AYM'den 1 Mayıs kararı
Anayasa Mahkemesi, 1 Mayıs 2015'te Taksim Meydanına girmesi engellenen DİSK ve KESK'in yaptığı bireysel başvuruyu haklı buldu.
Yüksek Mahkeme başvuruya ilişkin toplantı ve gösteri yürüyüşü düzenleme hakkının ihlal edildiğine karar verdi.

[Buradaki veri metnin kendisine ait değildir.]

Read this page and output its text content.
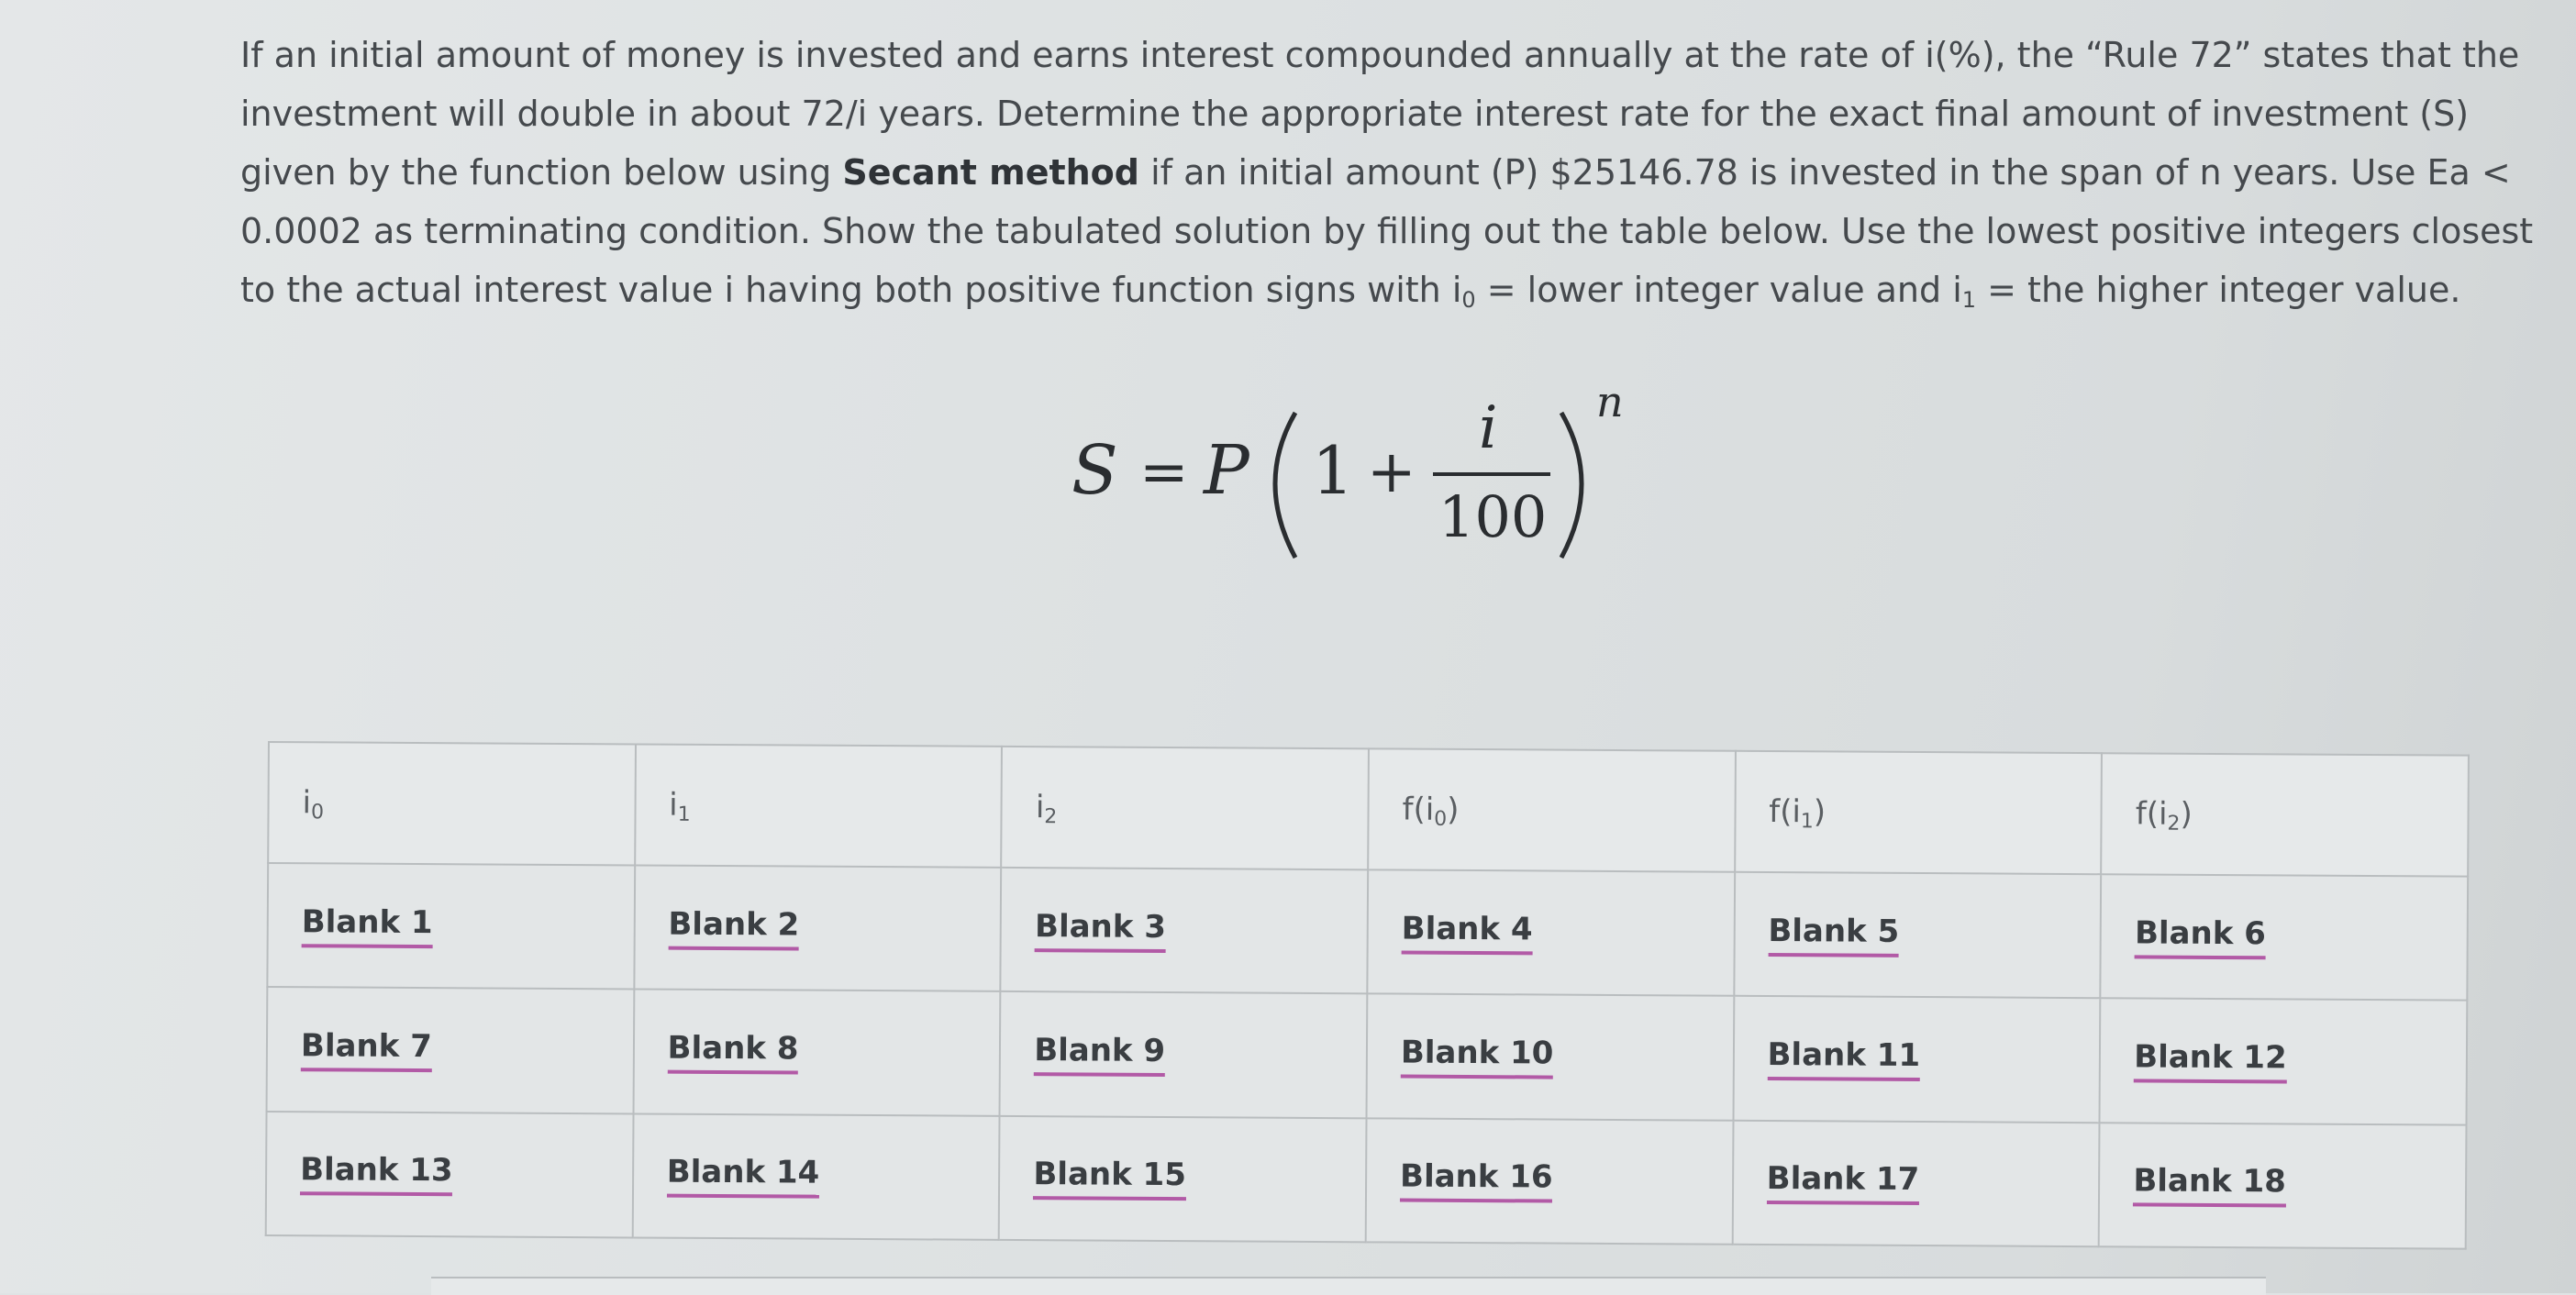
If an initial amount of money is invested and earns interest compounded annually at the rate of i(%), the “Rule 72” states that the
investment will double in about 72/i years. Determine the appropriate interest rate for the exact final amount of investment (S)
given by the function below using Secant method if an initial amount (P) $25146.78 is invested in the span of n years. Use Ea <
0.0002 as terminating condition. Show the tabulated solution by filling out the table below. Use the lowest positive integers closest
to the actual interest value i having both positive function signs with $i_0$ = lower integer value and $i_1$ = the higher integer value.
S = P 1 +
i
100
n
$i_0$	$i_1$	$i_2$	$f(i_0)$	$f(i_1)$	$f(i_2)$
Blank 1	Blank 2	Blank 3	Blank 4	Blank 5	Blank 6
Blank 7	Blank 8	Blank 9	Blank 10	Blank 11	Blank 12
Blank 13	Blank 14	Blank 15	Blank 16	Blank 17	Blank 18
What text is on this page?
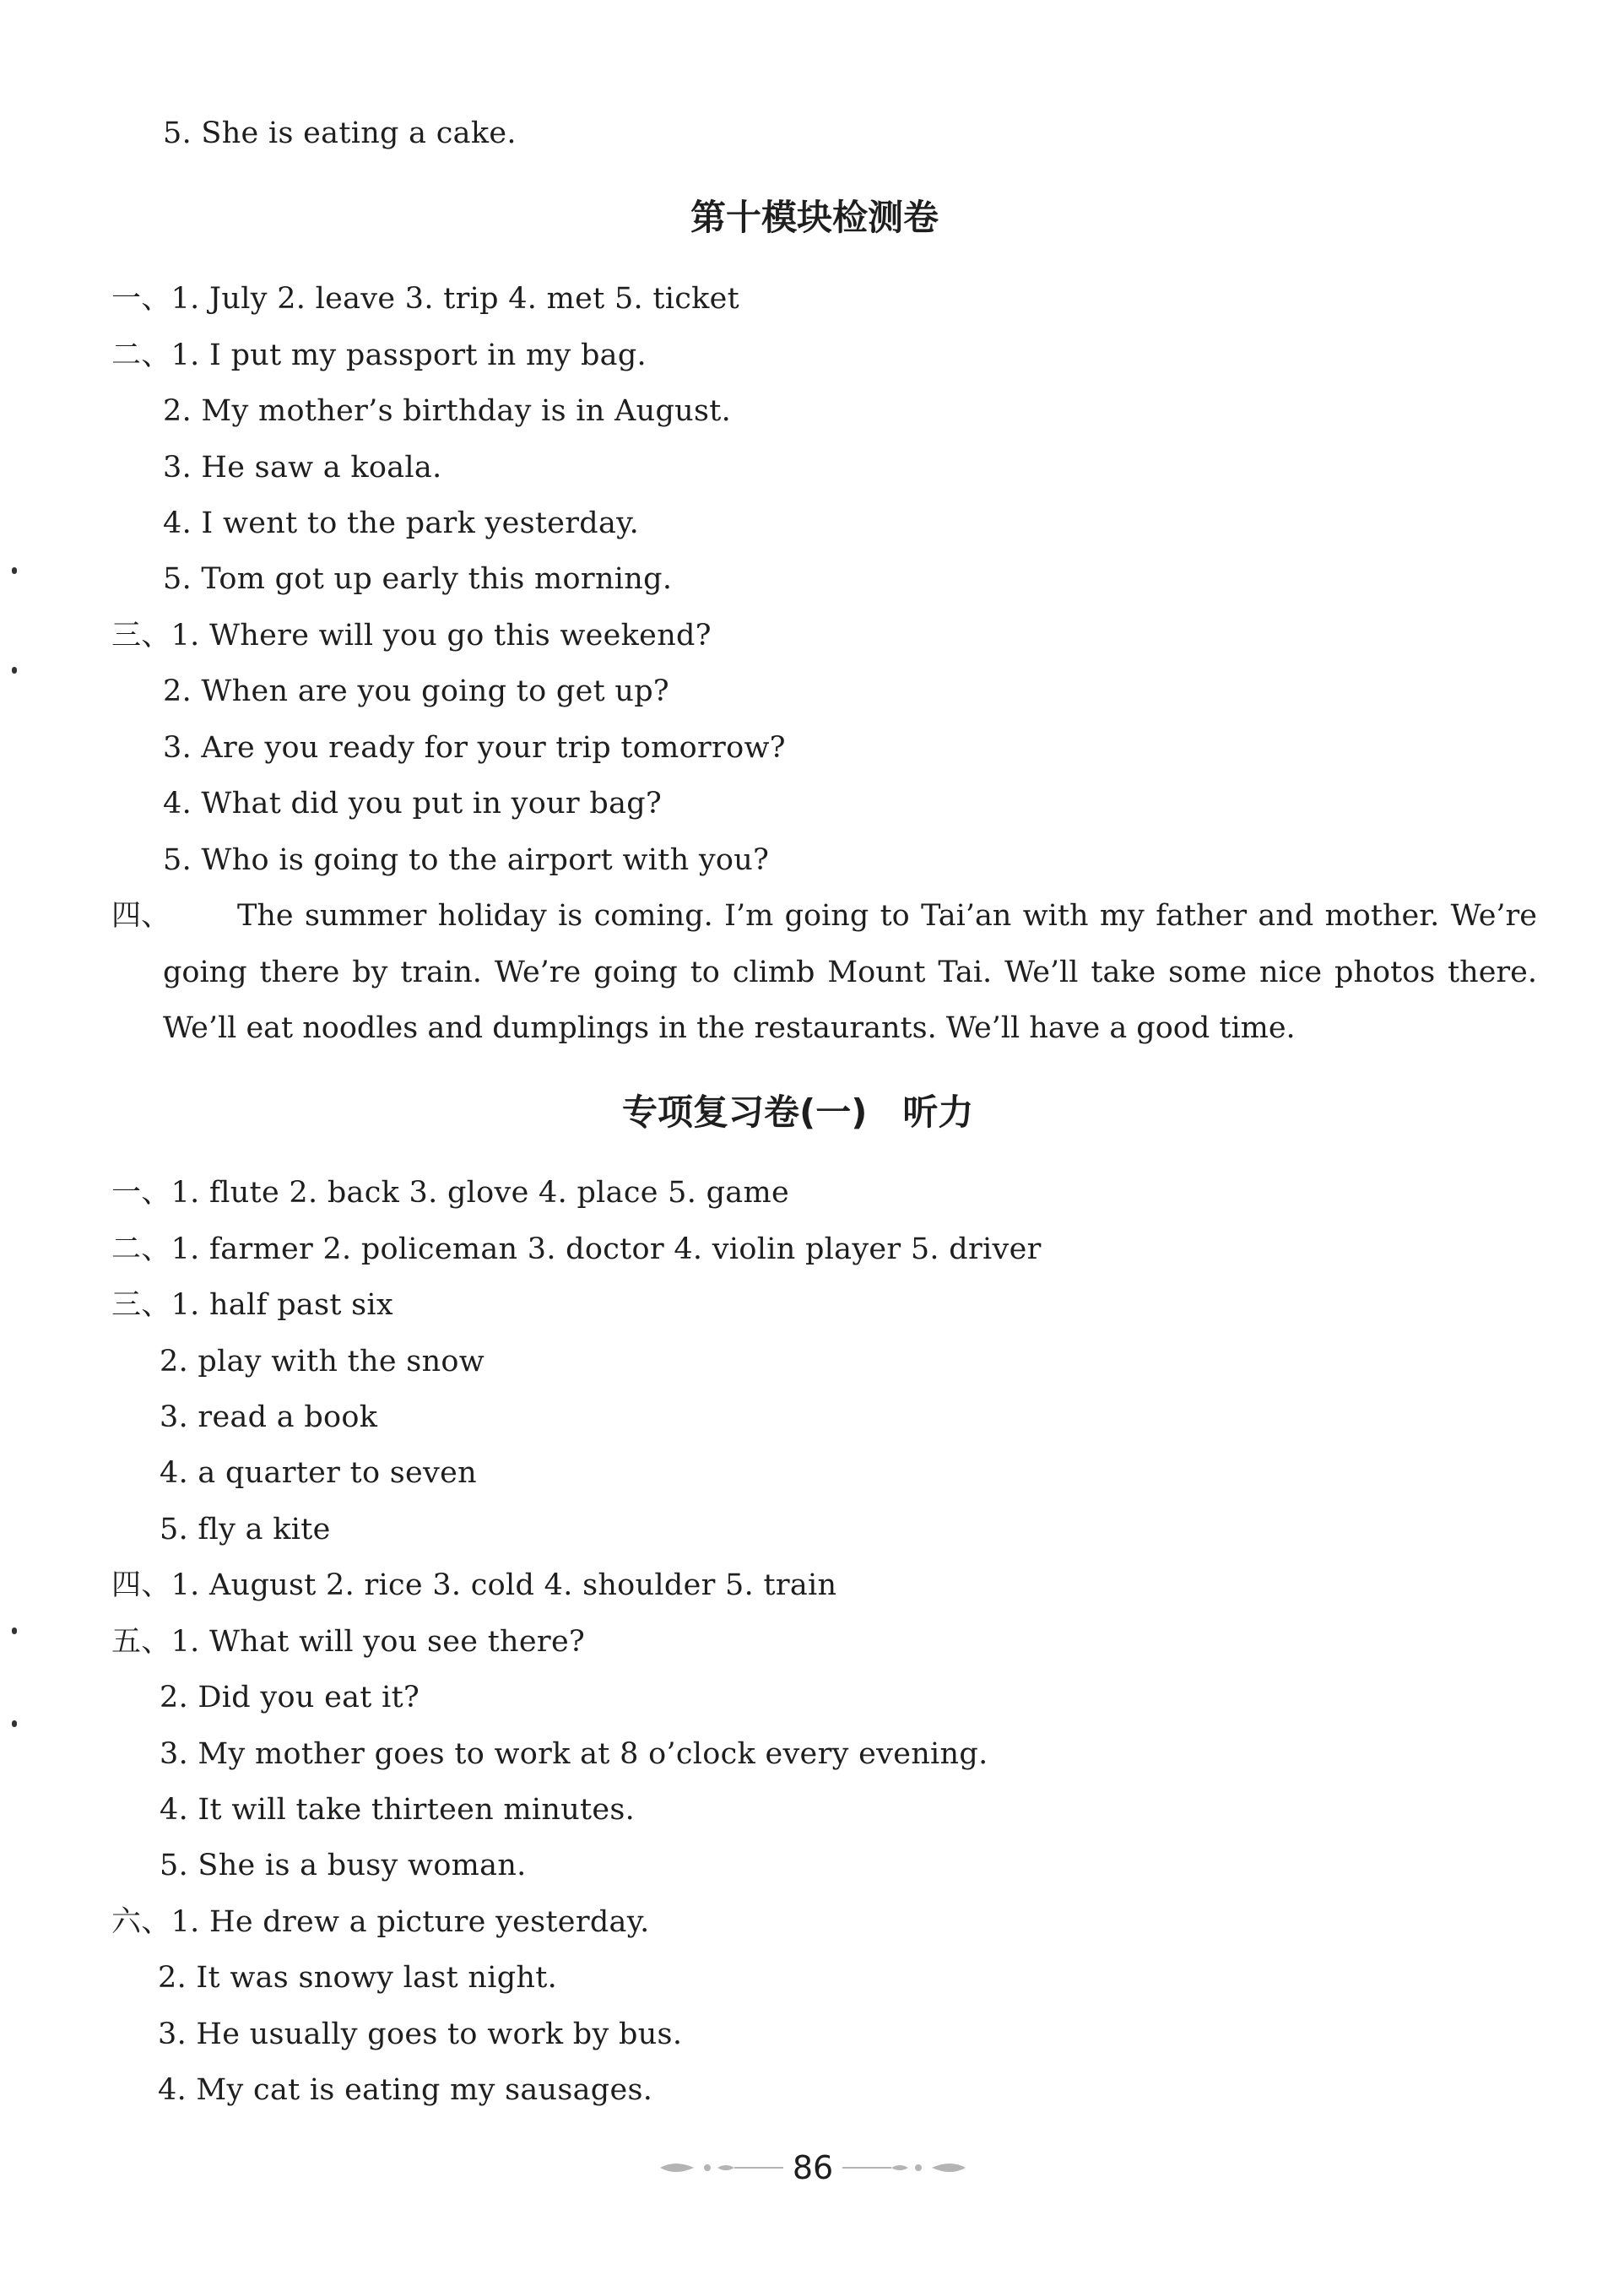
5. She is eating a cake.
第十模块检测卷
一、1. July 2. leave 3. trip 4. met 5. ticket
二、1. I put my passport in my bag.
2. My mother’s birthday is in August.
3. He saw a koala.
4. I went to the park yesterday.
5. Tom got up early this morning.
三、1. Where will you go this weekend?
2. When are you going to get up?
3. Are you ready for your trip tomorrow?
4. What did you put in your bag?
5. Who is going to the airport with you?
四、	The summer holiday is coming. I’m going to Tai’an with my father and mother. We’re going there by train. We’re going to climb Mount Tai. We’ll take some nice photos there. We’ll eat noodles and dumplings in the restaurants. We’ll have a good time.
专项复习卷(一)　听力
一、1. flute 2. back 3. glove 4. place 5. game
二、1. farmer 2. policeman 3. doctor 4. violin player 5. driver
三、1. half past six
2. play with the snow
3. read a book
4. a quarter to seven
5. fly a kite
四、1. August 2. rice 3. cold 4. shoulder 5. train
五、1. What will you see there?
2. Did you eat it?
3. My mother goes to work at 8 o’clock every evening.
4. It will take thirteen minutes.
5. She is a busy woman.
六、1. He drew a picture yesterday.
2. It was snowy last night.
3. He usually goes to work by bus.
4. My cat is eating my sausages.
86
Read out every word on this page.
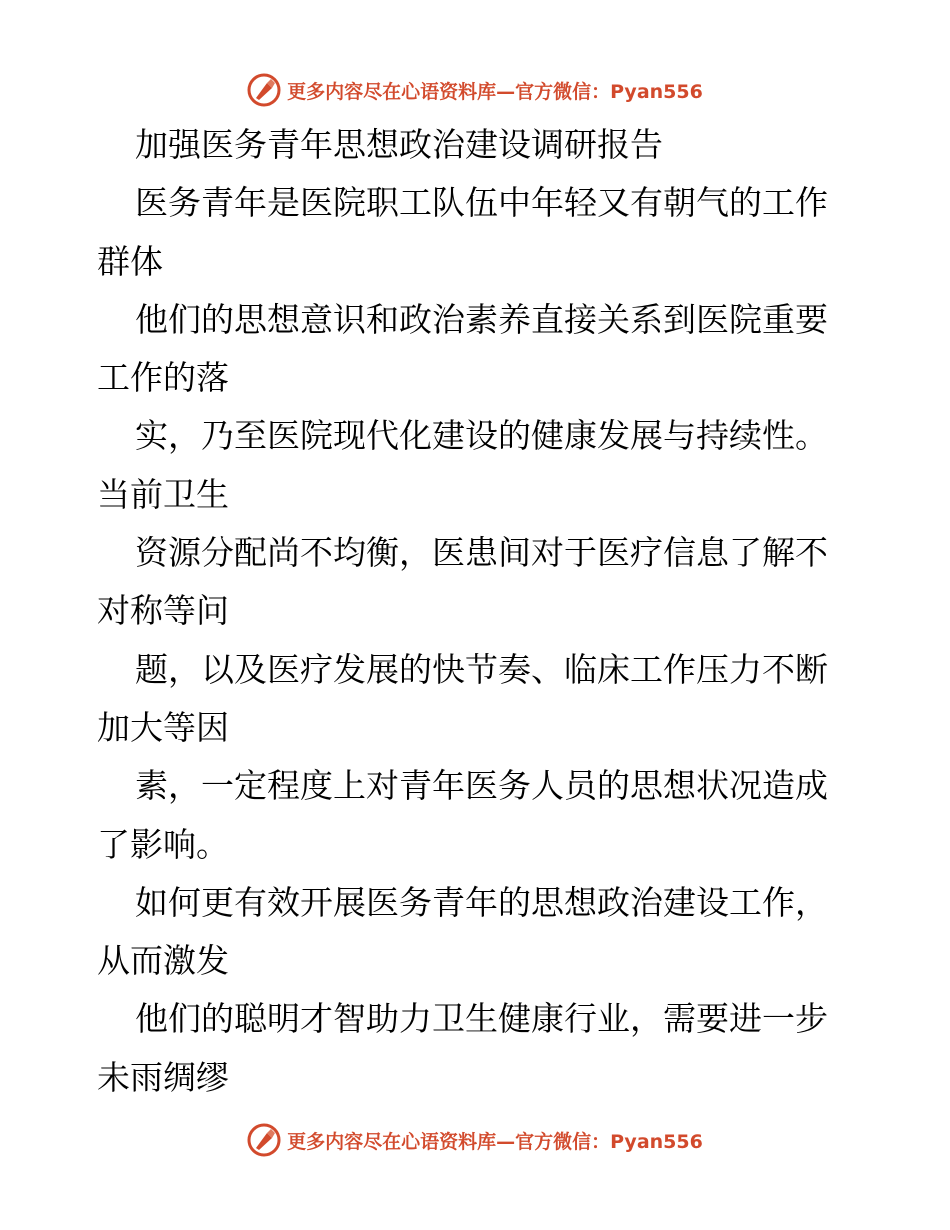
更多内容尽在心语资料库—官方微信：Pyan556
加强医务青年思想政治建设调研报告
医务青年是医院职工队伍中年轻又有朝气的工作
群体
他们的思想意识和政治素养直接关系到医院重要
工作的落
实，乃至医院现代化建设的健康发展与持续性。
当前卫生
资源分配尚不均衡，医患间对于医疗信息了解不
对称等问
题，以及医疗发展的快节奏、临床工作压力不断
加大等因
素，一定程度上对青年医务人员的思想状况造成
了影响。
如何更有效开展医务青年的思想政治建设工作，
从而激发
他们的聪明才智助力卫生健康行业，需要进一步
未雨绸缪
更多内容尽在心语资料库—官方微信：Pyan556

Devrimci İşçi Sendikaları Konfederasyonu (DİSK) ve Kamu Emekçileri Sendikaları Konfederasyonu'nun (KESK) da aralarında olduğu sendika ve birlikler, 1 Mayıs 2015'te Emek ve Dayanışma Günü'nü Taksim Meydanı'nda kutlamak için İstanbul Valiliğine bildirimde bulundu. Valilik 29 Nisan 2015 tarihli basın duyurusunda 2911 sayılı Kanun uyarınca Avrupa Yakası ve Anadolu Yakası'nda dörder olmak üzere sekiz toplantı ve gösteri alanının tespit edildiği, Taksim Meydanı'nda turistik faaliyetler ile araç ve yaya trafiğinin yoğun olması nedeniyle bu meydanın yüksek katılımlı toplantı ve gösterilere uygun olmadığı, toplantının kontrol edilmemesi halinde tahliyede zorluklar yaşanacağı gerekçesiyle meydanda kutlama yapılmasını uygun görmedi ve kutlamalar için Fatih Yeni Kapı sahil alanını tahsis ettiğini açıkladı. Sendika ve konfederasyonlar buna karşılık 1 Mayıs'ı Taksim Meydanında kutlamak istedi. Bunun üzerine 1 Mayıs 2015'te Taksim Meydanına girmek isteyen gruba polisin müdahalesi sonucu çok sayıda kişi gözaltına alındı. DİSK ve KESK de yaşanan bu gelişmeler sonrasında Anayasa Mahkemesi'ne (AYM) başvurdu. Başvuruyu inceleyen AYM Genel Kurulu, toplantı ve gösteri yürüyüşü düzenleme hakkının ihlal edildiğine oy çokluğuyla karar verdi. Yüksek Mahkeme ayrıca başvuruculara 18'er bin TL tazminatın ödenmesine hükmetti.
KARARIN GEREKÇESİ
AYM kararında şu ifadelere yer verildi: "Mevcut olayda idarenin 1 Mayıs’ta Taksim Meydanı’nda toplantı ve gösteri yürüyüşü yapılmasını mutlak surette yasaklamasını gerektirecek gerçek bir tehlikenin varlığını açıklamadan ve katılımcıların anılan yerde etkinlik yapabilmeleri için mümkün olan önlemler bulunup bulunmadığını irdelemeden tercih edilen mekanda toplanmayı yasakladığı, bu karara dayanan kolluk güçlerinin de derhâl müdahale etmesini gerektirecek makul bir sebep olmadan ve anılan hakkın kullanılabilmesine yönelik bir tolerans göstermeden gruba müdahale ettiği anlaşılmıştır."